The landlord uttered an exclamation and went out hurriedly, closing the door behind him. A moment and his voice could be heard, scolding and persuading in the passage.
"Umph!" the vintner muttered, looking from one to the other with a humorous eye. "It seems to me that the Venerable Company of Pastors have not yet expelled the old Adam."
Open flew the door and cut short the word. But it had been heard, "Pastors?" a raucous voice cried. "Passers and Flinchers is what I call them!" And a stout heavy man, whose small pointed grey beard did but emphasise the coarse virility of the face above it, appeared on the threshold, glaring at the four. "Pastors?" he repeated defiantly. "Passers and Flinchers, I say!"

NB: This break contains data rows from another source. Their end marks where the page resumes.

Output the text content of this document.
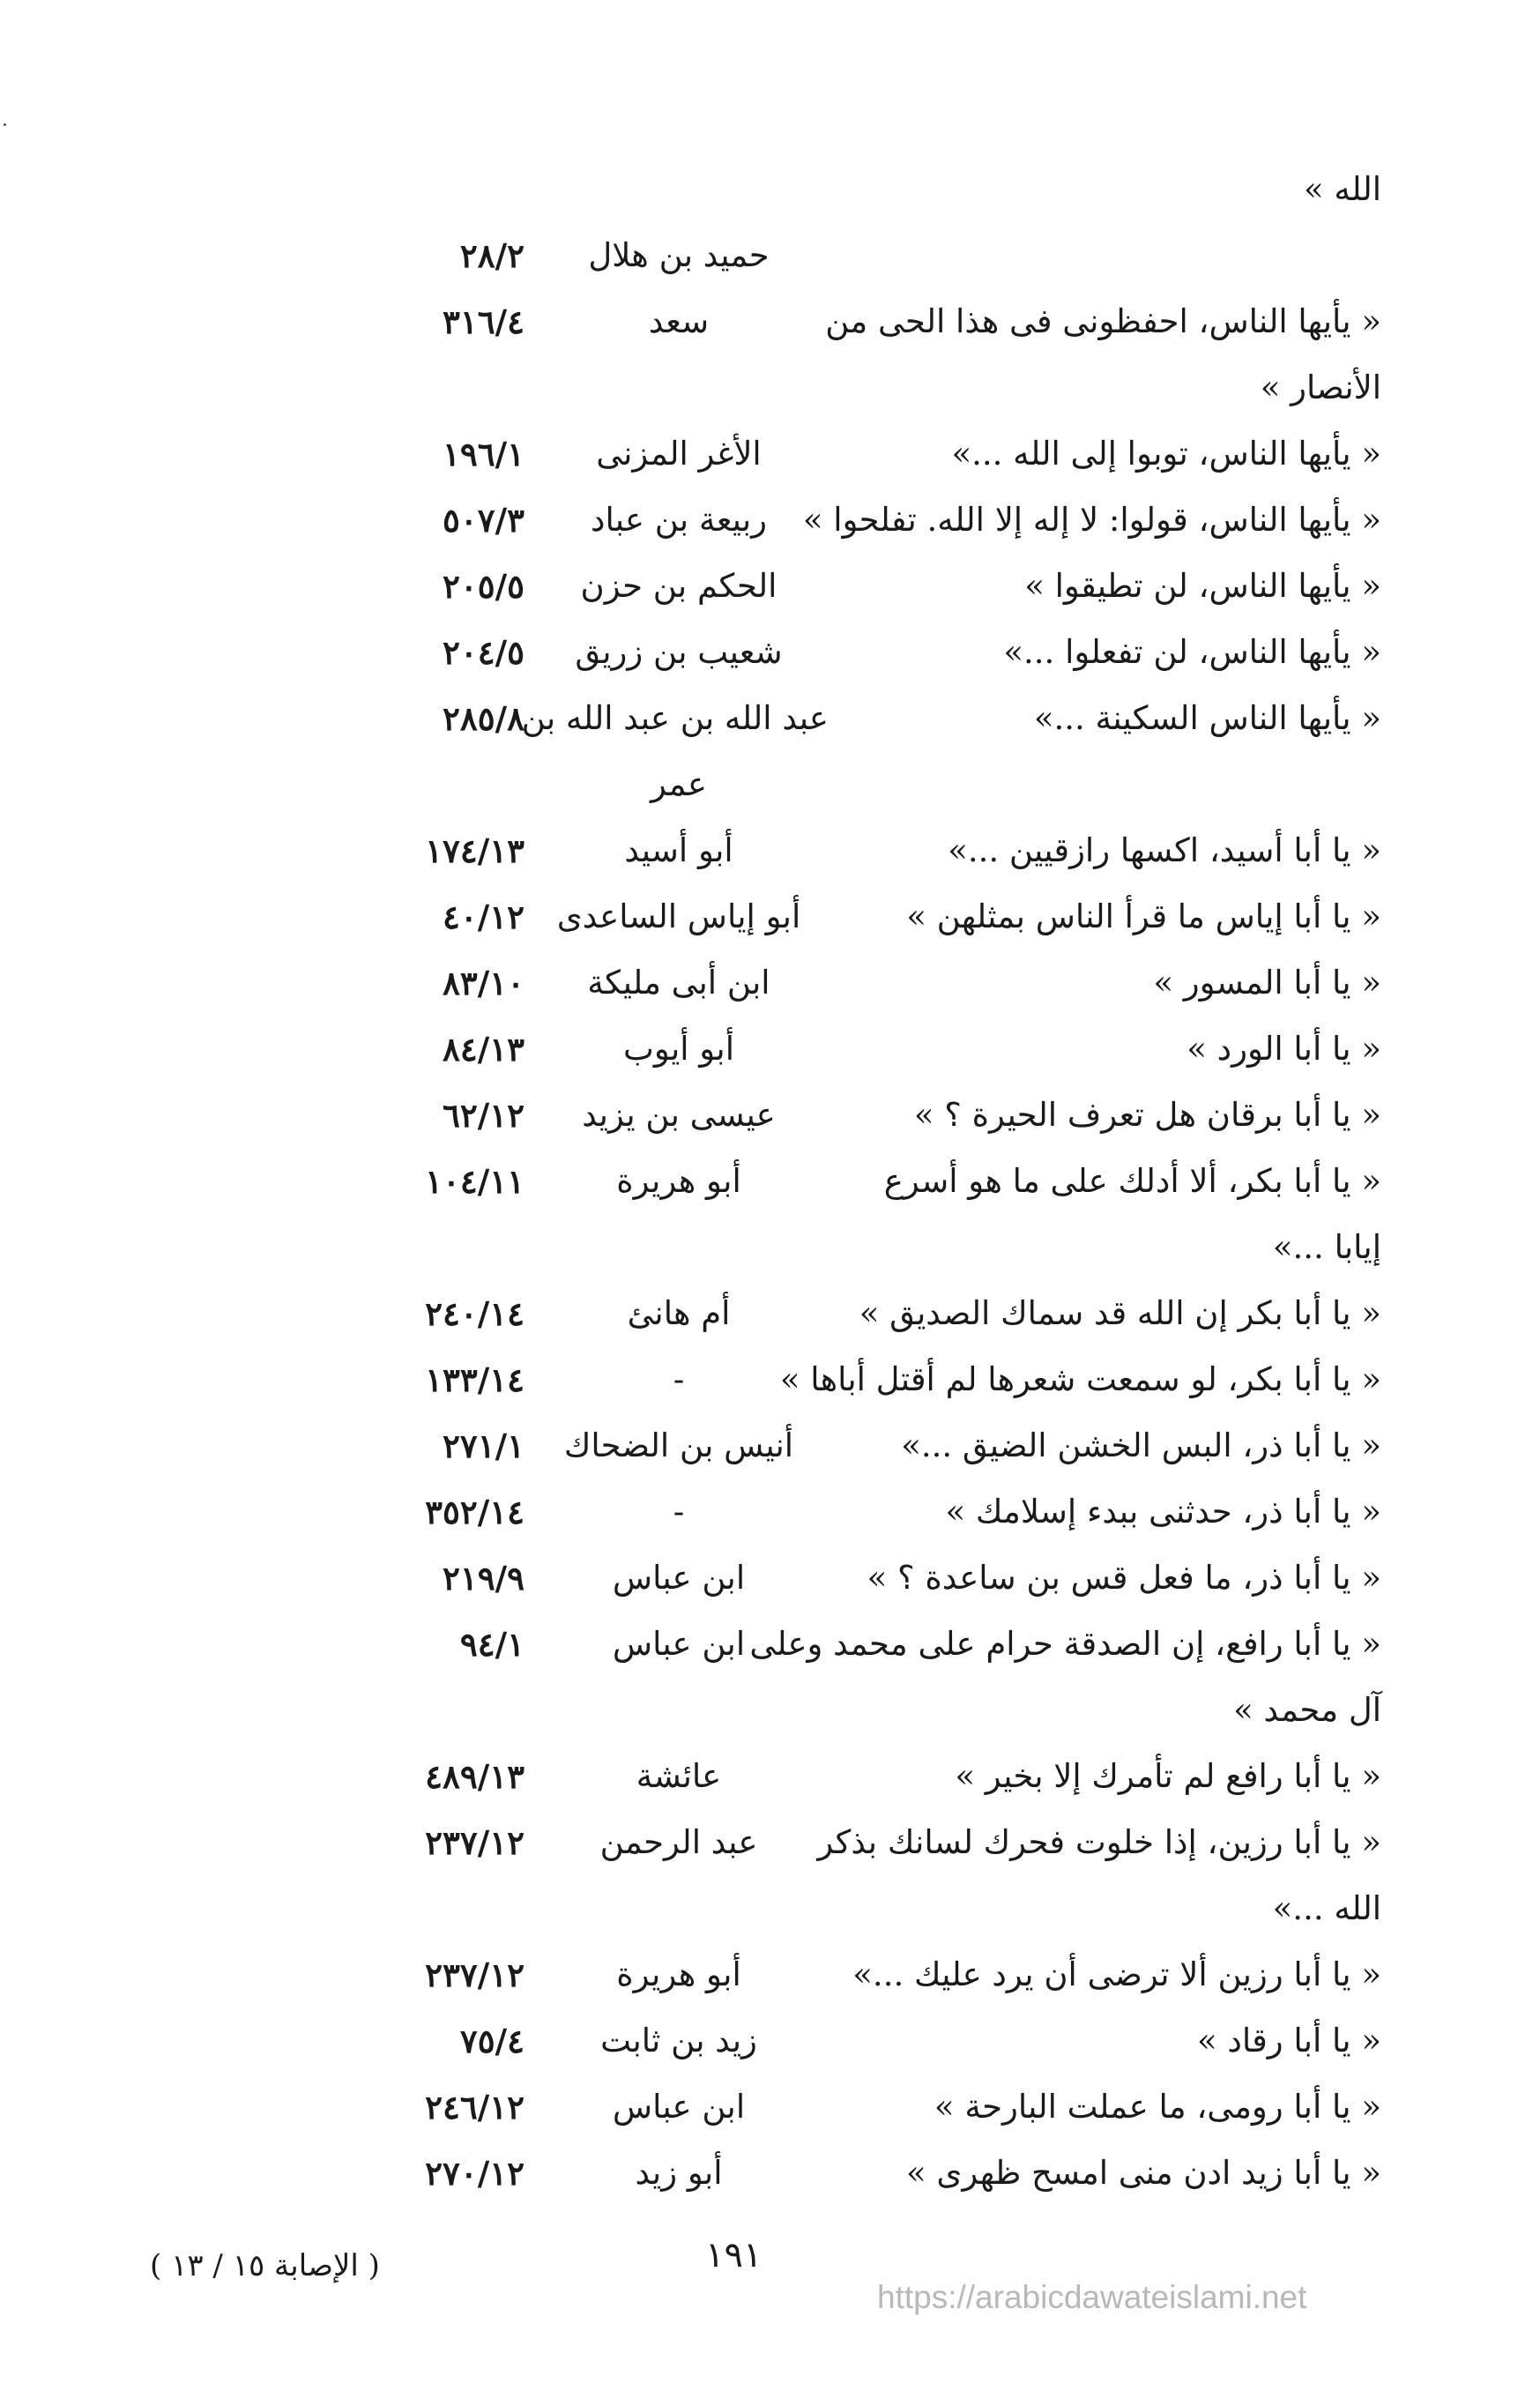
الله »
حميد بن هلال
٢٨/٢
« يأيها الناس، احفظونى فى هذا الحى من
سعد
٣١٦/٤
الأنصار »
« يأيها الناس، توبوا إلى الله ...»
الأغر المزنى
١٩٦/١
« يأيها الناس، قولوا: لا إله إلا الله. تفلحوا »
ربيعة بن عباد
٥٠٧/٣
« يأيها الناس، لن تطيقوا »
الحكم بن حزن
٢٠٥/٥
« يأيها الناس، لن تفعلوا ...»
شعيب بن زريق
٢٠٤/٥
« يأيها الناس السكينة ...»
عبد الله بن عبد الله بن
٢٨٥/٨
عمر
« يا أبا أسيد، اكسها رازقيين ...»
أبو أسيد
١٧٤/١٣
« يا أبا إياس ما قرأ الناس بمثلهن »
أبو إياس الساعدى
٤٠/١٢
« يا أبا المسور »
ابن أبى مليكة
٨٣/١٠
« يا أبا الورد »
أبو أيوب
٨٤/١٣
« يا أبا برقان هل تعرف الحيرة ؟ »
عيسى بن يزيد
٦٢/١٢
« يا أبا بكر، ألا أدلك على ما هو أسرع
أبو هريرة
١٠٤/١١
إيابا ...»
« يا أبا بكر إن الله قد سماك الصديق »
أم هانئ
٢٤٠/١٤
« يا أبا بكر، لو سمعت شعرها لم أقتل أباها »
-
١٣٣/١٤
« يا أبا ذر، البس الخشن الضيق ...»
أنيس بن الضحاك
٢٧١/١
« يا أبا ذر، حدثنى ببدء إسلامك »
-
٣٥٢/١٤
« يا أبا ذر، ما فعل قس بن ساعدة ؟ »
ابن عباس
٢١٩/٩
« يا أبا رافع، إن الصدقة حرام على محمد وعلى
ابن عباس
٩٤/١
آل محمد »
« يا أبا رافع لم تأمرك إلا بخير »
عائشة
٤٨٩/١٣
« يا أبا رزين، إذا خلوت فحرك لسانك بذكر
عبد الرحمن
٢٣٧/١٢
الله ...»
« يا أبا رزين ألا ترضى أن يرد عليك ...»
أبو هريرة
٢٣٧/١٢
« يا أبا رقاد »
زيد بن ثابت
٧٥/٤
« يا أبا رومى، ما عملت البارحة »
ابن عباس
٢٤٦/١٢
« يا أبا زيد ادن منى امسح ظهرى »
أبو زيد
٢٧٠/١٢
١٩١
( الإصابة ١٥ / ١٣ )
https://arabicdawateislami.net
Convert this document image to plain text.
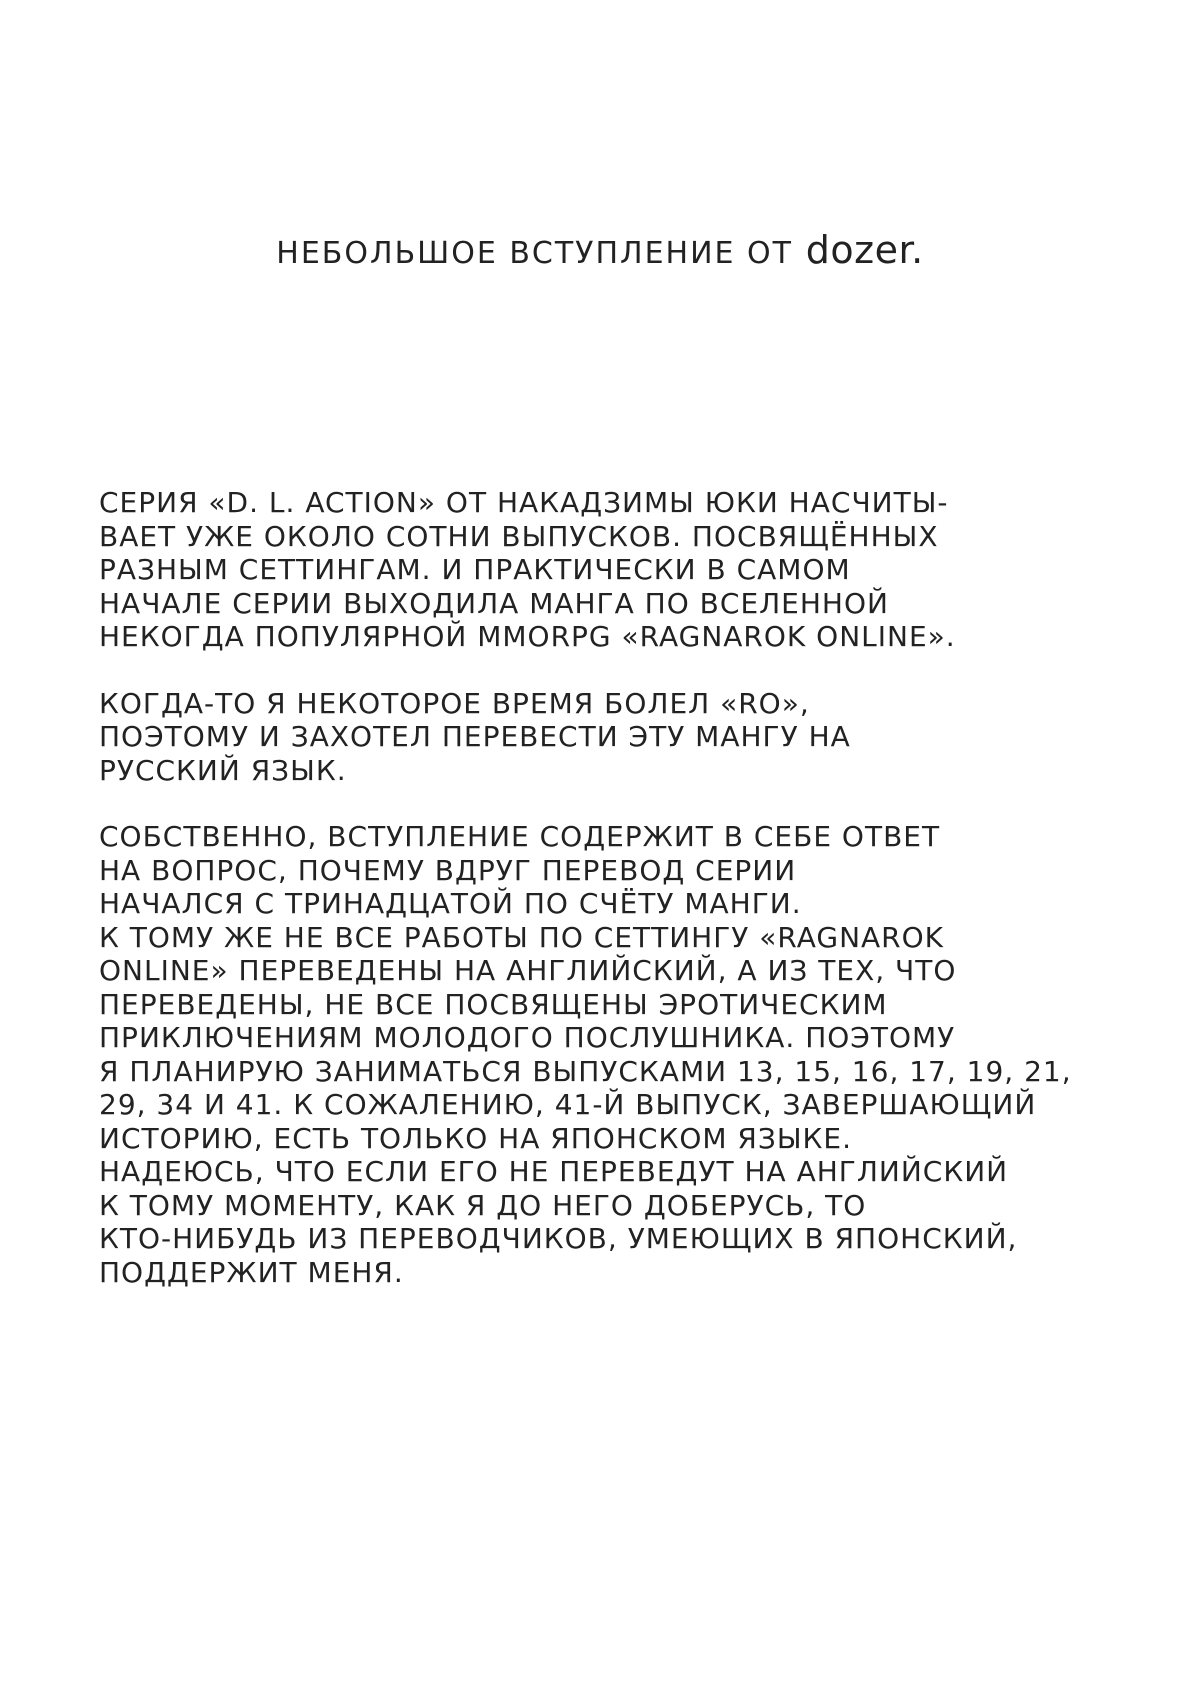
НЕБОЛЬШОЕ ВСТУПЛЕНИЕ ОТ dozer.

СЕРИЯ «D. L. ACTION» ОТ НАКАДЗИМЫ ЮКИ НАСЧИТЫ-
ВАЕТ УЖЕ ОКОЛО СОТНИ ВЫПУСКОВ. ПОСВЯЩЁННЫХ
РАЗНЫМ СЕТТИНГАМ. И ПРАКТИЧЕСКИ В САМОМ
НАЧАЛЕ СЕРИИ ВЫХОДИЛА МАНГА ПО ВСЕЛЕННОЙ
НЕКОГДА ПОПУЛЯРНОЙ MMORPG «RAGNAROK ONLINE».

КОГДА-ТО Я НЕКОТОРОЕ ВРЕМЯ БОЛЕЛ «RO»,
ПОЭТОМУ И ЗАХОТЕЛ ПЕРЕВЕСТИ ЭТУ МАНГУ НА
РУССКИЙ ЯЗЫК.

СОБСТВЕННО, ВСТУПЛЕНИЕ СОДЕРЖИТ В СЕБЕ ОТВЕТ
НА ВОПРОС, ПОЧЕМУ ВДРУГ ПЕРЕВОД СЕРИИ
НАЧАЛСЯ С ТРИНАДЦАТОЙ ПО СЧЁТУ МАНГИ.
К ТОМУ ЖЕ НЕ ВСЕ РАБОТЫ ПО СЕТТИНГУ «RAGNAROK
ONLINE» ПЕРЕВЕДЕНЫ НА АНГЛИЙСКИЙ, А ИЗ ТЕХ, ЧТО
ПЕРЕВЕДЕНЫ, НЕ ВСЕ ПОСВЯЩЕНЫ ЭРОТИЧЕСКИМ
ПРИКЛЮЧЕНИЯМ МОЛОДОГО ПОСЛУШНИКА. ПОЭТОМУ
Я ПЛАНИРУЮ ЗАНИМАТЬСЯ ВЫПУСКАМИ 13, 15, 16, 17, 19, 21,
29, 34 И 41. К СОЖАЛЕНИЮ, 41-Й ВЫПУСК, ЗАВЕРШАЮЩИЙ
ИСТОРИЮ, ЕСТЬ ТОЛЬКО НА ЯПОНСКОМ ЯЗЫКЕ.
НАДЕЮСЬ, ЧТО ЕСЛИ ЕГО НЕ ПЕРЕВЕДУТ НА АНГЛИЙСКИЙ
К ТОМУ МОМЕНТУ, КАК Я ДО НЕГО ДОБЕРУСЬ, ТО
КТО-НИБУДЬ ИЗ ПЕРЕВОДЧИКОВ, УМЕЮЩИХ В ЯПОНСКИЙ,
ПОДДЕРЖИТ МЕНЯ.
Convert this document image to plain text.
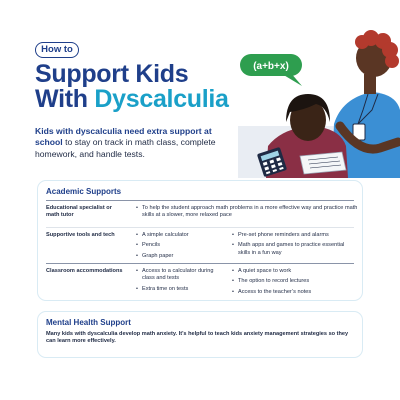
How to
Support Kids
With Dyscalculia

Kids with dyscalculia need extra support at school to stay on track in math class, complete homework, and handle tests.

(a+b+x)
Academic Supports
Educational specialist or math tutor
• To help the student approach math problems in a more effective way and practice math skills at a slower, more relaxed pace
Supportive tools and tech	• A simple calculator
• Pencils
• Graph paper
• Pre-set phone reminders and alarms
• Math apps and games to practice essential skills in a fun way
Classroom accommodations	• Access to a calculator during class and tests
• Extra time on tests
• A quiet space to work
• The option to record lectures
• Access to the teacher’s notes
Mental Health Support
Many kids with dyscalculia develop math anxiety. It’s helpful to teach kids anxiety management strategies so they can learn more effectively.
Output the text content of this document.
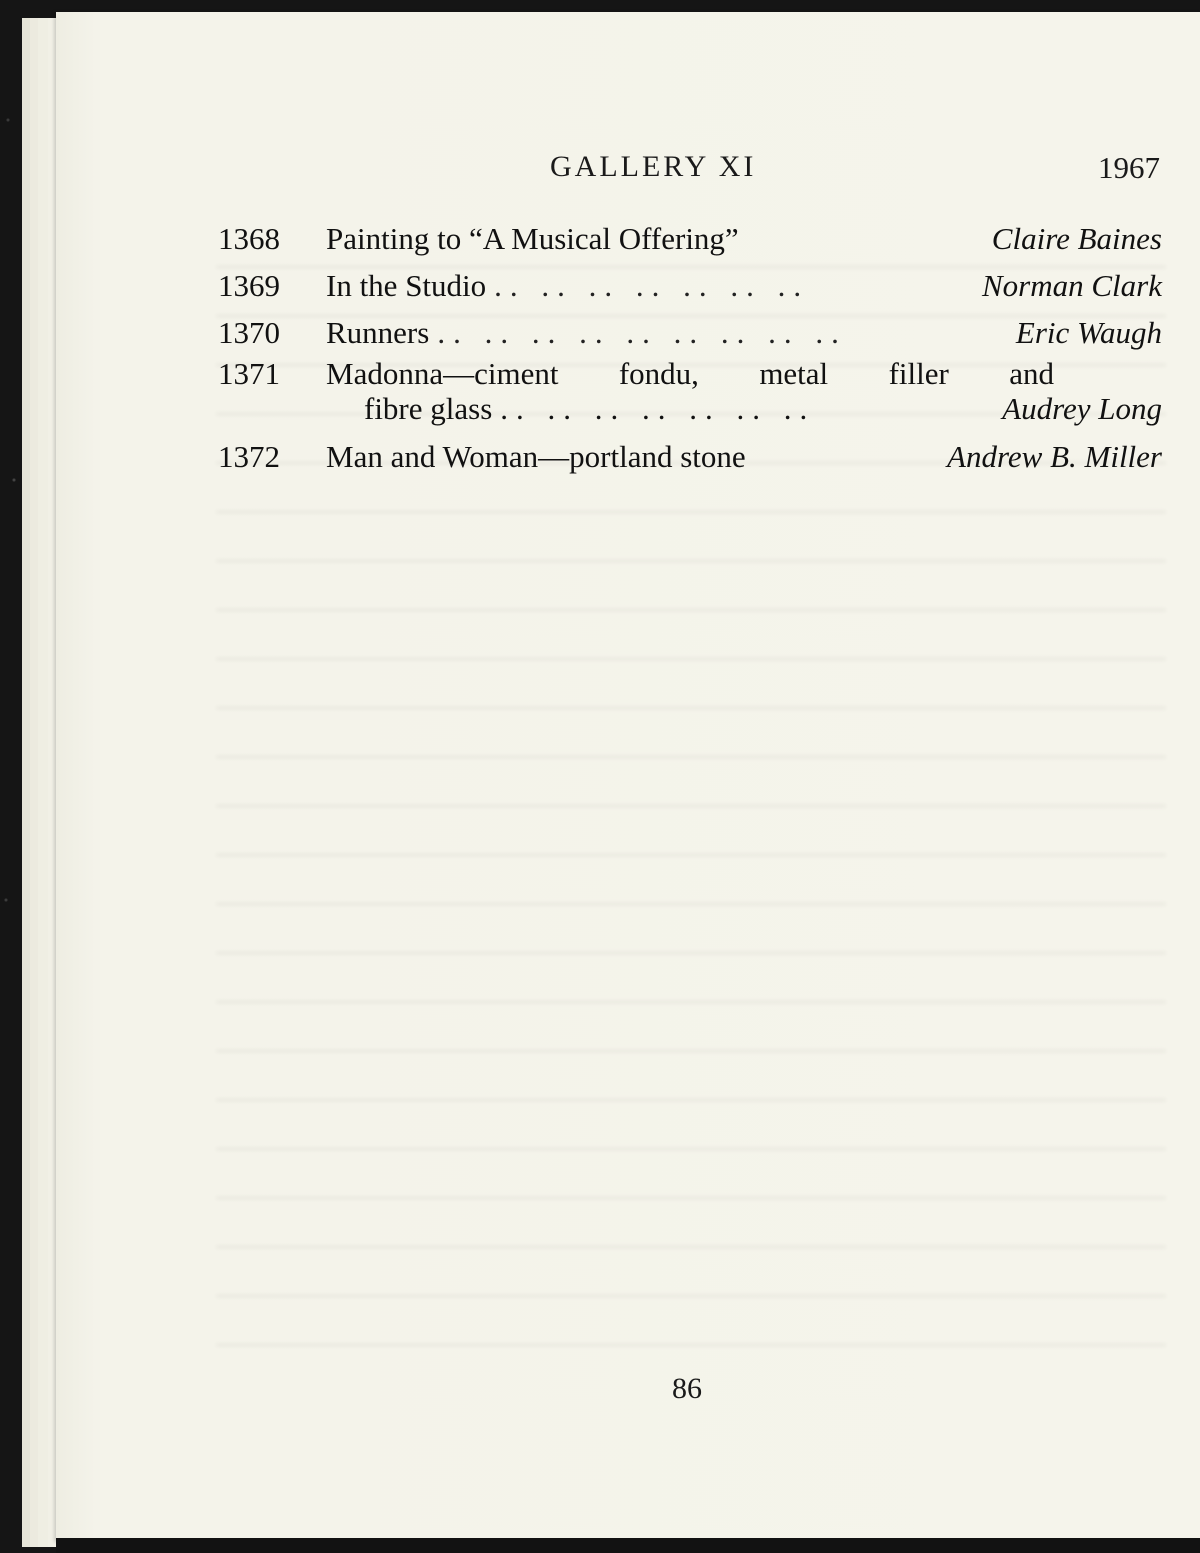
GALLERY XI	1967
1368	Painting to “A Musical Offering”	Claire Baines
1369	In the Studio .. .. .. .. .. .. ..	Norman Clark
1370	Runners .. .. .. .. .. .. .. .. ..	Eric Waugh
1371	Madonna—ciment fondu, metal filler and
fibre glass .. .. .. .. .. .. ..	Audrey Long
1372	Man and Woman—portland stone	Andrew B. Miller
86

"In Heaven's name, Messer Grio!" the landlord protested, hovering at his shoulder, "these are strangers——"
"Strangers? Ay, and flinchers, they too!" the intruder retorted, heedless of the remonstrance. And he lurched into the room, a bulky, reeling figure in stained green and tarnished lace. "Four flinchers! But I'll make them drink a cup with me or I'll prick their hides! Do you think we shed blood for you and are to be stinted of our liquor!"